Es evidente que, al competir por separado PRI, PAN, MC el voto de la oposición estará fragmentándose, esto genera un escenario de una aparente comodidad de las posibilidades del triunfo del partido oficial y sus aliados, y esta podrían ganar distritos de mayoría simple, de forma mucho más sencilla en el Congreso, pero la realidad es que es la única posibilidad que tienen para detener el deterioro constitucional, institucional, y a futuro, de la vida política del país.

En realidad, todos los partidos que compitan en el próximo proceso intermedio 2027, están ante el escenario de su supervivencia. Si el oficialismo consigue ratificar la mayoría calificada, los procesos electorales del 28 y del 30 terminarán siendo etapas de consolidación del control político del oficialismo; en realidad, todavía podemos esperar una aportación sensible de los partidos políticos que está por definirse si estarán en la contienda o no y sobre los cuales también hay una gran expectativa.

El panorama es complejo, pero al final del día la etapa que está en suerte es si el oficialismo ratifica la mayoría calificada o si la oposición logra vencer y eliminar la mayoría calificada.

Las estrategias están planteadas, las acciones de las organizaciones políticas del país están en marcha, los miedos del oficialismo, empezando por la presidenta los está llevando a cometer gravísimos errores que han evidenciado, en primer lugar, en las alianzas con las organizaciones criminales que han hecho tanto daño en la sociedad mexicana y los escandalosos volúmenes económicos que representa la corrupción en las actuales estructuras gubernamentales.

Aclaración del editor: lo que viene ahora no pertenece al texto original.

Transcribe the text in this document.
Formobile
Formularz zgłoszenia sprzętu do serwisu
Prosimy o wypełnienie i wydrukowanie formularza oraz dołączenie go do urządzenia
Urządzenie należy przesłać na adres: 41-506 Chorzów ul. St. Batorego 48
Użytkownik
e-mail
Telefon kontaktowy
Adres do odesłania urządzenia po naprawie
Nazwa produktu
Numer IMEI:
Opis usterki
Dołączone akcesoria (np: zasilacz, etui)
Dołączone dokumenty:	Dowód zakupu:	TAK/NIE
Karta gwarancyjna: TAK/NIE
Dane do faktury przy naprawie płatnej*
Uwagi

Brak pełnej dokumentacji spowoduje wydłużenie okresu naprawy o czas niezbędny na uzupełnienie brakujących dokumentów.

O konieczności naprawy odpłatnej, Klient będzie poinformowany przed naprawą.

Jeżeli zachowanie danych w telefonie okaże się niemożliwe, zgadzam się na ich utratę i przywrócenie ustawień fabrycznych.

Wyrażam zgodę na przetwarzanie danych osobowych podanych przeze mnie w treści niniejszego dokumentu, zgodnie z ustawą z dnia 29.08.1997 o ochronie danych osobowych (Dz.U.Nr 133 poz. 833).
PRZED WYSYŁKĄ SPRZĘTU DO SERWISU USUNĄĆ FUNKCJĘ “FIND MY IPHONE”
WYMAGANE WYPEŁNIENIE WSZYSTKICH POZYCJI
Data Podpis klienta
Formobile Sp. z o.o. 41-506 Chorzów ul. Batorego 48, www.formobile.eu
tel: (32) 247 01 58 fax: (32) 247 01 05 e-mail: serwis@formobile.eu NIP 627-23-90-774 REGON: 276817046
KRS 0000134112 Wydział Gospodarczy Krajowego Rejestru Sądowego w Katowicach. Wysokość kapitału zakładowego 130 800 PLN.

Lamentablemente hoy gobierna este país un conjunto de tribus (así se llaman entre ellos), que están reconociendo que sus liderazgos se identificaron muy rápido en la subordinación a las organizaciones criminales, que hoy tienen expedientes abiertos de las agencias de investigación y seguridad de los Estados Unidos y que no hay manera de ocultar las dimensiones del daño económico y moral que han hecho a todo el país.

Ni con la expectativa de aprovechar la gratitud de los adultos mayores que reciben recursos a través de la política social mexicana se puede ocultar que lo que realmente ha distinguido al oficialismo en este país, es un gobierno autócrata, corrupto en todas sus dimensiones y las voces oficiales desde el gobierno, empezando por la voz de la presidente cada vez convencen menos a los ciudadanos.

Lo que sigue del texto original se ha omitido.